Hi, I must start by saying that we did not test dalex with datasets of such magnitude. In fact, default N (number of observations used for estimation) and B (bootstrap rounds) parameters in methods like predict_parts, model_parts, model_profile are set to rather low values to speed up the analysis, and for the user to increase them as needed.

May I ask if your explainers support out of the box parallel computing for cpu or gpu? If yes which explainers?

GPU is not supported. We implemented some CPU parallelization (the processes=1 parameter) over variables for predict_profile and model_profile, and over bootstrap rounds for model_parts and predict_parts.

Also since there is a fast implementation for shap with models like lgbm, xgboost and catboost is your shap implementation supporting GPUs? If not can I manually set shap values and shap interaction values in your interface?

We created predict_parts(type="shap_wrapper") and model_parts(type="shap_wrapper") methods to allow creating explanations from the shap package consistently in our API, e.g. it should use the TreeSHAP algorithm for xgboost. For highly optimized analysis (especially GPU support), I would suggest extracting shap values from the mentioned model/boosting packages, or the original shap package, or the very new FastTreeSHAP project https://github.com/linkedin/FastTreeSHAP, which comes with a paper https://arxiv.org/abs/2109.09847 and, I believe, was evaluated on such a large datasets.

Hope this answers the questions.

nilslacroix commented 2 years ago

Thanks for the fast reply, this answers my question. I already tried a few simple examples, but I never saw some advanced code so far. Can dalex handle pipelines in scikit? Especially with regard to get_feature_name_out(), transformers and scaling?

For example If I one hot encode a few categorical columns, scale my numerical features with a RobustScaler() does dalex offer a property to combine the one-hot encoded columns into one feature in the plots? And regarding scaling do I have to manually apply a reverse transformation (for example if I log(x+1) my target, can i define np.expm1(x+1) property in dalex so the features are on the right scale for interpretation?).

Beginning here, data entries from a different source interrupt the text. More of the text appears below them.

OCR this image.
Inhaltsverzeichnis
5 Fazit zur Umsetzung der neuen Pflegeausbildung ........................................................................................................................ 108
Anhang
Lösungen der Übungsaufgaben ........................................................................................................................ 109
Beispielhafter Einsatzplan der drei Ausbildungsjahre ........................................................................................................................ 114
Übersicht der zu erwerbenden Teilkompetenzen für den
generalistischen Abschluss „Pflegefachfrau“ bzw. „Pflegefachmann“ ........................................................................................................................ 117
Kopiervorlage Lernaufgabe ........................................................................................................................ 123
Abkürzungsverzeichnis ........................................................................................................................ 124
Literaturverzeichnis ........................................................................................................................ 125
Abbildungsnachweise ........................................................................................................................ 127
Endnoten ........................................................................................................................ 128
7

hbaniecki commented 2 years ago

dalex handles scikit-learn pipelines and this is the recommended approach to work with explanations of preprocessed data. As for the target variable, it is possible to change predict_function to

define np.expm1(x+1) property in dalex so the features are on the right scale for interpretation

Example of working with a pipeline: https://dalex.drwhy.ai/python-dalex-titanic.html Example of transforming the target: https://dalex.drwhy.ai/python-dalex-fifa.html

Also, you might try to use dalex with models trained on GPU but I am unsure how this will behave. Anyhow, a large bottleneck of computing explanations is making a prediction; if one improves inference time through working on GPU, then dalex will compute explanations faster. (This would probably require defining custom predict_function with putting the data onto a GPU device)

nilslacroix commented 2 years ago

Well there is sklearnex, which improves inference speed on many models if you use an intel CPU. The transformation of y is good, but is there an attribute for the columns itself, since the explaination part is mostly aimed at the features in X. For example can you do something like this to adjust ticks/labels in the graphics?

df["Feature"] = scaler.inverse_transform(df["Feature"])

where scaler is for example the scikitlearn scaler.

hbaniecki commented 2 years ago

I don't understand your point. If u use a pipeline, there is no need to scale features for plots, as shown in https://dalex.drwhy.ai/python-dalex-titanic.html

hbaniecki commented 2 years ago

I believe this one is solved. If not, please open a new issue : )